中村さんが青年医師としてアフガンに入ったのは、虫と高山への興味からだった。農学部で昆虫学をやりたいと思いながらも、父の思いをくんで医学部に進学。登山会の同行医師として入った山岳地帯で医療が届かない地のハンセン病患者に出会う。ペシャワール会の設立は1983年。以来、井戸や用水路をつくり続けてきた。

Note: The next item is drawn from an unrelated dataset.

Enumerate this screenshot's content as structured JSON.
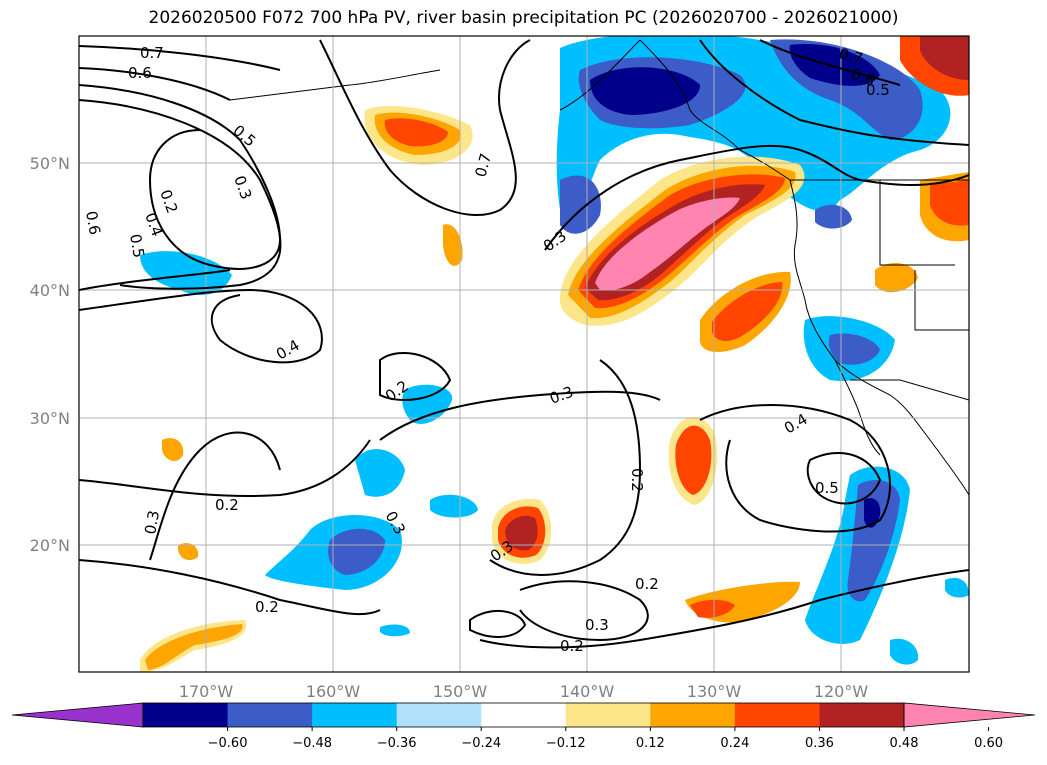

若い助っ人もいた。<初めは、いろいろ言うんですよ。ボランティアの意義だとか、国際問題だとか、環境問題だとか。「それはあとで話そう。ともかく明日は、あそこの溝を掘ってくれ」と言うと、「はあ」とは言うけれども、役に立たない><「役に立たない自分」というのを発見するわけです>
タリバンのイメージも本書を読むと大きく変わる。現地ではモスクで学ぶ寺子屋のような学校をマドラッサと呼ぶ。<マドラッサで学んでいる子どもを、タリバンというのですが、それはアラビア語です。単数形がタリブ、複数形がタリバン>。<政治勢力としてのタリバンは違うのです>
インタビューは伊藤和也さんが殺害された直後にも行われた。<実は、向うでの殉職者は六人目>だったが、アフガン人職員が殉職した際、日本側は何も言わなかった。引きあげろというが<現地の人の命はどうなる。殉職した五人の人権はどうなる>と抗議したかった。<ほかの国の人の命は考え切れない、その非国際性というのを感じます>
それでもひとり現地に残った中村医師。<「身から出たサビ」です(笑)。私が言いだしっぺですから、言ったものが責任を取らざるを得ない>。自身の訃報を彼はどう受け取っただろうか。非国際性にやっぱり苦笑しただろうか。